GridSearchCV(cv=5, error_score='raise',
       estimator=DecisionTreeClassifier(class_weight=None, criterion='gini', max_depth=None,
            max_features=None, max_leaf_nodes=None,
            min_impurity_split=1e-07, min_samples_leaf=1,
            min_samples_split=2, min_weight_fraction_leaf=0.0,
            presort=False, random_state=None, splitter='best'),
       fit_params={}, iid=True, n_jobs=-1,
       param_grid={'max_features': [None, 'auto'], 'min_samples_split': [2, 5, 7], 'max_depth': [3, 5, 10, 20], 'min_samples_leaf': [1, 3, 5, 7, 10]},
       pre_dispatch='2*n_jobs', refit=True, return_train_score=True,
       scoring=None, verbose=0)

In [9]:
print tree_grid.best_params_
print tree_grid.best_score_

{'max_features': 'auto', 'min_samples_split': 2, 'max_depth': 20, 'min_samples_leaf': 7}
0.947275922671


No, the score isn't better but I'm sure is supposed to be

In [None]:
params = {"base_estimator__max_depth": [3,5,10,20],
          "base_estimator__max_features": [None, "auto"],
          "base_estimator__min_samples_leaf": [1, 3, 5, 7, 10],
          "base_estimator__min_samples_split": [2, 5, 7],
          'bootstrap_features': [False, True],
          'max_features': [0.5, 0.7, 1.0],
          'max_samples': [0.5, 0.7, 1.0],
          'n_estimators': [2, 5, 10, 20],
         }
    

bagging_grid = GridSearchCV(bag, params, n_jobs=-1, cv=5)
bagging_grid.fit(X,y)

In [None]:
print bagging_grid.best_params_
print bagging_grid.best_score_

## 2 Diabetes and Regression

Scikit Learn has a dataset of diabetic patients obtained from this study:

http://www4.stat.ncsu.edu/~boos/var.select/diabetes.html
http://web.stanford.edu/~hastie/Papers/LARS/LeastAngle_2002.pdf

442 diabetes patients were measured on 10 baseline variables: age, sex, body mass index, average blood pressure, and six blood serum measurements.

The target is a quantitative measure of disease progression one year after baseline.

Repeat the above comparison between a DecisionTreeRegressor and a Bagging version of the same.

### 2.a Simple comparison
1. Load the data and create X and y
- Initialize a Decision Tree Regressor and use cross_val_score to evaluate it's performance. Set crossvalidation to 5-folds. Which score will you use?
- Wrap a Bagging Regressor around the Decision Tree Regressor and use cross_val_score to evaluate it's performance. Set crossvalidation to 5-folds. 
- Which score is better? Are the score significantly different?
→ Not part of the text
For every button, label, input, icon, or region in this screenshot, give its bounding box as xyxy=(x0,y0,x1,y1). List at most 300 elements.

How can you judge that?

In [24]:
from sklearn.datasets import load_diabetes
from sklearn.tree import DecisionTreeRegressor
diabetes = load_diabetes()
X = diabetes['data']
y = diabetes['target']



tree_r = DecisionTreeRegressor()
print cross_validate(tree_r).mean()


bagging_reg = BaggingClassifier(tree_r)
print cross_validate(bagging_reg).mean()


-0.150959103114


  proba[i, predictions[i]] += 1
  proba[i, predictions[i]] += 1
  proba[i, predictions[i]] += 1
  proba[i, predictions[i]] += 1


0.0487671169929


### 2.b Grid Search

Repeat Grid search as above:

1. Initialize a GridSearchCV with 5-fold cross validation for the Decision Tree Regressor
- Search for few values of the parameters in order to improve the score of the regressor
- Use the whole X, y dataset for your test
- Check the best\_score\_ once you've trained it. Is it better than before?
- How does the score of the Grid-searched DT compare with the score of the Bagging DT?
- Initialize a GridSearchCV with 5-fold cross validation for the Bagging Decision Tree Regressor
- Repeat the search
    - Note that you'll have to change parameter names for the base_estimator
    - Note that there are also additional parameters to change
    - Note that you may end up with a grid space to large to search in a short time
    - Make use of the n_jobs parameter to speed up your grid search
- Does the score improve for the Grid-searched Bagging Regressor?
- Which score is better? Are the score significantly different? How can you judge that?